DELUCA pleaded guilty to the charges in December of last year, at which
time the prosecutor related to the Court what the evidence would have proven
had the case proceeded to trial. From 1996 to August of 2002, DELUCA was the
Director of the Permanent Merchandising Systems Department (“PMSD”) at
Gillette.

This unit was responsible for the promotion and display of Gillette
grooming products, such as razors, Duracell batteries and Braun/oral care
products, within various retail establishments. Between 1998 and 2002, DELUCA
received close to $600,000 in kickbacks from vendors to whom DELUCA steered
lucrative Gillette business.

DELUCA pleaded guilty to numerous fraud charges
relating to the kickbacks he received from these vendors, including small
items such as electronic equipment, cameras, and vacations and larger ticket
items such as a new Isuzu Trooper automobile and $225,000 that was wired to a
Swiss bank account controlled by DELUCA. Two tax charges to which DELUCA
pleaded guilty stated that he failed to report over $325,000 in illicit income
that he received in 1999 and 2001.

The charges to which DELUCA pleaded guilty centered around his
relationship with four vendors: Top Marketing, MGM Graphics, Interesting
Display and Ideas, Inc., and Dascal and Associates. The vendors are alleged
to have received a combined $15 million worth of business from DELUCA in 2001
and 2002. According to the Indictment, DELUCA controlled the distribution of
$30 to $40 million in annual contracts. DELUCA instructed his subordinates to
select the vendors who were paying kickbacks to DELUCA and he ignored quality
issues that were raised about them.

DELUCA pressured one vendor, Top Marketing, to buy him over $15,000 worth
of small dollar items, such as stereo equipment, cameras, appliances,
televisions, exercise equipment, mother’s day gifts, clothes and a variety of
other retail products. As time passed, DELUCA began demanding more money from
Top Marketing in 2001 and 2002. First, the owner of Top Marketing, at
DELUCA’s insistence, paid $25,400 to a Worcester car dealership for DELUCA’s
new Isuzu Trooper. Later, the owner of Top Marketing had more than $225,000
wired to a Swiss bank account controlled by DELUCA.

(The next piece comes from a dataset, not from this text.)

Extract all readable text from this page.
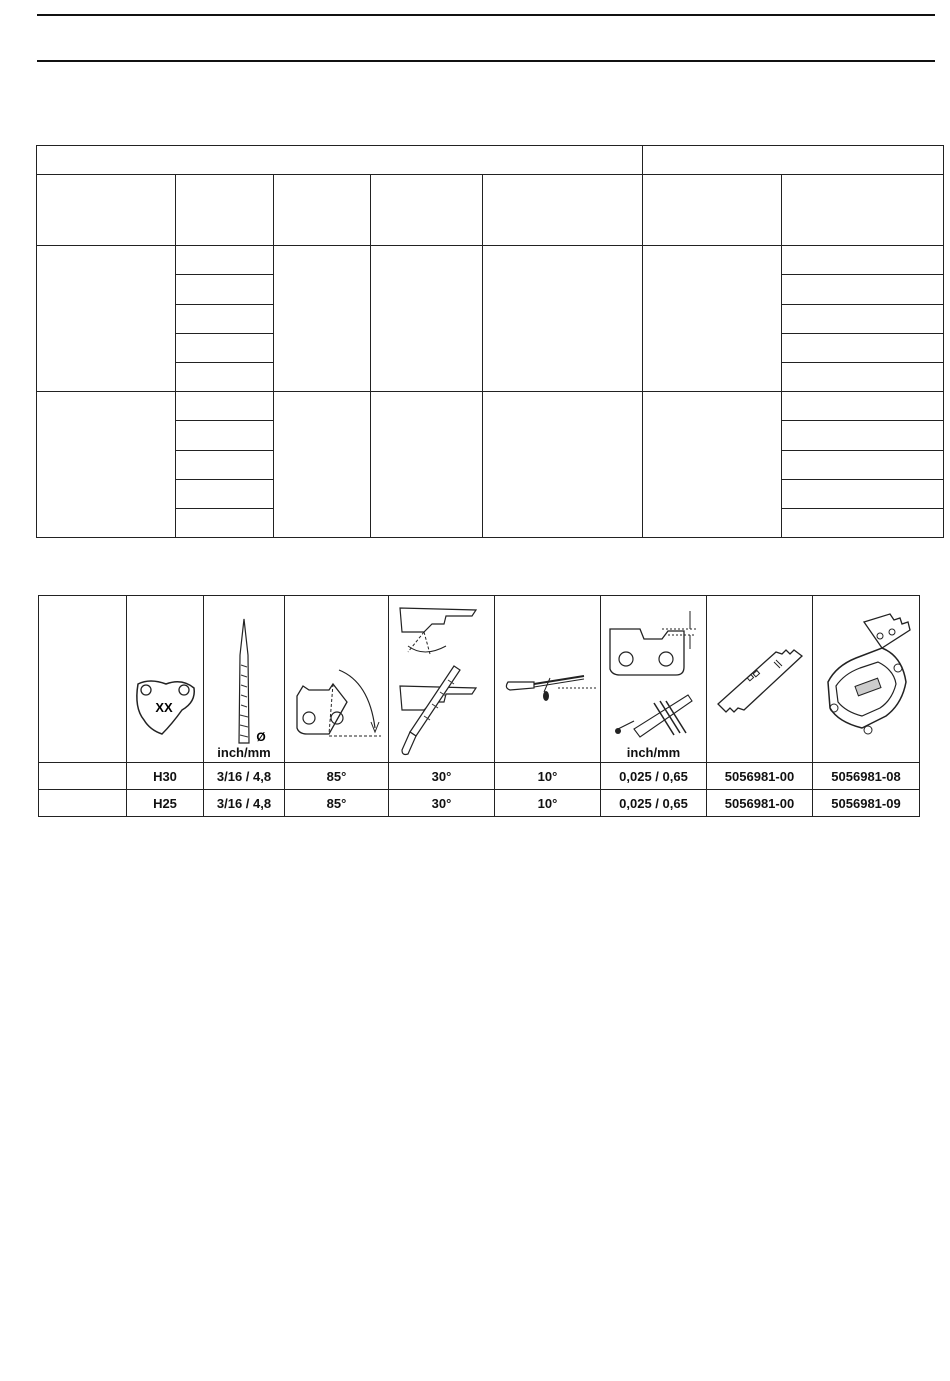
XX	Ø
inch/mm				inch/mm

	H30	3/16 / 4,8	85°	30°	10°	0,025 / 0,65	5056981-00	5056981-08
	H25	3/16 / 4,8	85°	30°	10°	0,025 / 0,65	5056981-00	5056981-09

DELUCA instructed another vendor, MGM Graphics, to prepare and submit
false and inflated invoices to Gillette which DELUCA then approved for
payment. DELUCA then instructed the vendor to send DELUCA $40,000 in a series
of five $8,000 checks, which DELUCA deposited into his bank account. DELUCA
used this money for a down payment on a Scottsdale, Arizona condominium. The
down payment formed the basis of a money laundering charge to which DELUCA
pleaded guilty. The owner of MGM Graphics was also forced to pay over $4,000
for an Aruba vacation DELUCA took with his wife in January 2001.

The case was investigated by the U.S. Internal Revenue Service, Criminal
Investigation and the Federal Bureau of Investigation. It was prosecuted by
Assistant U.S. Attorney Joshua S. Levy in Sullivan’s Economic Crimes Unit.